The corporate regulator took time out yesterday to publicly “note” that ASX-listed venture capitalist Chapmans had revised its full-year results, reducing net assets by $3.2 million.

“ASIC raised concerns with not consolidating subsidiaries and not equity accounting associates in the financial report for the year ended 31 December 2016,” the regulator said on Monday.

“Chapmans treated itself as an investment entity for accounting purposes and recognised subsidiaries and an associate as investments at fair value.”

The ASX suspended Chapmans from trade on September 1 “following failure to lodge either their preliminary final report or half year report and accounts for the period ended 30 June 2017, in accordance with ASX Listing Rules.”

Chapmans resumed trade last week after posting posting half-year results that showed a loss of $2.2 million and a 60 per cent drop in revenue to $993,200.

In a re-statement of calendar 2016 results, Chapmans (ASX:CHP) clarified their accounting standards in response to the Australian Securities and Investment Commission probe.

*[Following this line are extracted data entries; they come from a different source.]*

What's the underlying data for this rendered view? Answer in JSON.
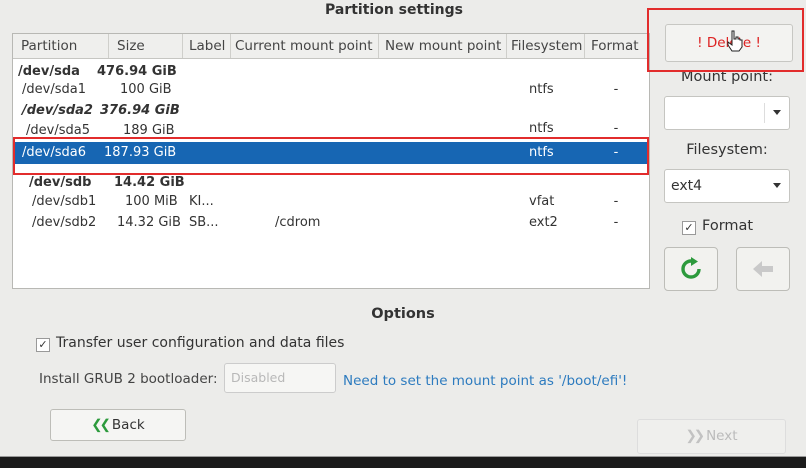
{
  "window": {
    "title": "Partition settings"
  },
  "table": {
    "columns": [
      "Partition",
      "Size",
      "Label",
      "Current mount point",
      "New mount point",
      "Filesystem",
      "Format"
    ],
    "rows": [
      {
        "partition": "/dev/sda",
        "size": "476.94 GiB",
        "label": "",
        "current_mount": "",
        "filesystem": "",
        "format": "",
        "style": "bold"
      },
      {
        "partition": "/dev/sda1",
        "size": "100 GiB",
        "label": "",
        "current_mount": "",
        "filesystem": "ntfs",
        "format": "-",
        "style": "normal"
      },
      {
        "partition": "/dev/sda2",
        "size": "376.94 GiB",
        "label": "",
        "current_mount": "",
        "filesystem": "",
        "format": "",
        "style": "italic"
      },
      {
        "partition": "/dev/sda5",
        "size": "189 GiB",
        "label": "",
        "current_mount": "",
        "filesystem": "ntfs",
        "format": "-",
        "style": "normal"
      },
      {
        "partition": "/dev/sda6",
        "size": "187.93 GiB",
        "label": "",
        "current_mount": "",
        "filesystem": "ntfs",
        "format": "-",
        "style": "selected"
      },
      {
        "partition": "/dev/sdb",
        "size": "14.42 GiB",
        "label": "",
        "current_mount": "",
        "filesystem": "",
        "format": "",
        "style": "bold"
      },
      {
        "partition": "/dev/sdb1",
        "size": "100 MiB",
        "label": "KI...",
        "current_mount": "",
        "filesystem": "vfat",
        "format": "-",
        "style": "normal"
      },
      {
        "partition": "/dev/sdb2",
        "size": "14.32 GiB",
        "label": "SB...",
        "current_mount": "/cdrom",
        "filesystem": "ext2",
        "format": "-",
        "style": "normal"
      }
    ]
  },
  "right_panel": {
    "delete_label": "! Delete !",
    "mount_point_label": "Mount point:",
    "mount_point_value": "",
    "filesystem_label": "Filesystem:",
    "filesystem_value": "ext4",
    "format_label": "Format",
    "format_checked": true,
    "refresh_icon": "refresh-icon",
    "back_arrow_icon": "left-arrow-icon"
  },
  "options": {
    "title": "Options",
    "transfer_label": "Transfer user configuration and data files",
    "transfer_checked": true,
    "grub_label": "Install GRUB 2 bootloader:",
    "grub_value": "Disabled",
    "grub_note": "Need to set the mount point as '/boot/efi'!"
  },
  "nav": {
    "back_label": "Back",
    "back_glyph": "❮❮",
    "next_label": "Next",
    "next_glyph": "❯❯"
  },
  "colors": {
    "selection": "#1766b3",
    "delete_text": "#dd2222",
    "highlight": "#e22c2c",
    "refresh_green": "#2c9a3c",
    "note_blue": "#2d7bbf"
  }
}
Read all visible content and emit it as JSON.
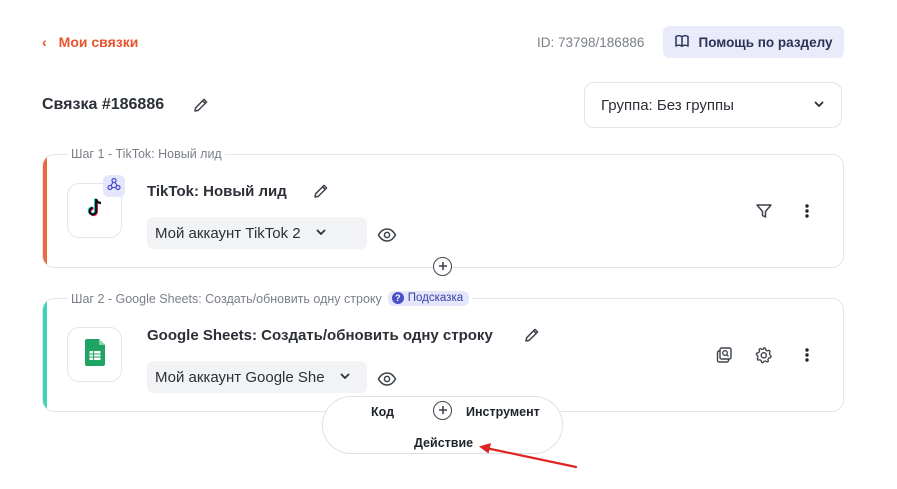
{
  "header": {
    "back_label": "Мои связки",
    "id_label": "ID: 73798/186886",
    "help_label": "Помощь по разделу"
  },
  "bundle": {
    "title": "Связка #186886",
    "group_label": "Группа: Без группы"
  },
  "steps": [
    {
      "label": "Шаг 1 - TikTok: Новый лид",
      "title": "TikTok: Новый лид",
      "account": "Мой аккаунт TikTok 2",
      "stripe_color": "#ea6a3c"
    },
    {
      "label": "Шаг 2 - Google Sheets: Создать/обновить одну строку",
      "hint": "Подсказка",
      "title": "Google Sheets: Создать/обновить одну строку",
      "account": "Мой аккаунт Google She",
      "stripe_color": "#3ed2b6"
    }
  ],
  "add_menu": {
    "code": "Код",
    "tool": "Инструмент",
    "action": "Действие"
  },
  "colors": {
    "accent": "#e8542c",
    "arrow": "#e02424",
    "sheets_green": "#1fa463"
  }
}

Its shares have since dropped to 0.4c.

Chapmans is one of many to have jumped on the bandwagon of medicinal cannabis in the past year, investing in Capital Mining’s (ASX:CMY) new venture, Capital Cannabis.

It lists its principal activity as “as a specialist investment company providing growth capital and advisory services to private and public companies across a concentrated but diverse range of industries including resources, engineering and technical services and mobile technology”.

On August 29, Chapmans announced a deal with MJ Life Sciences to invest $US500,000 in its global medicinal cannabis holding.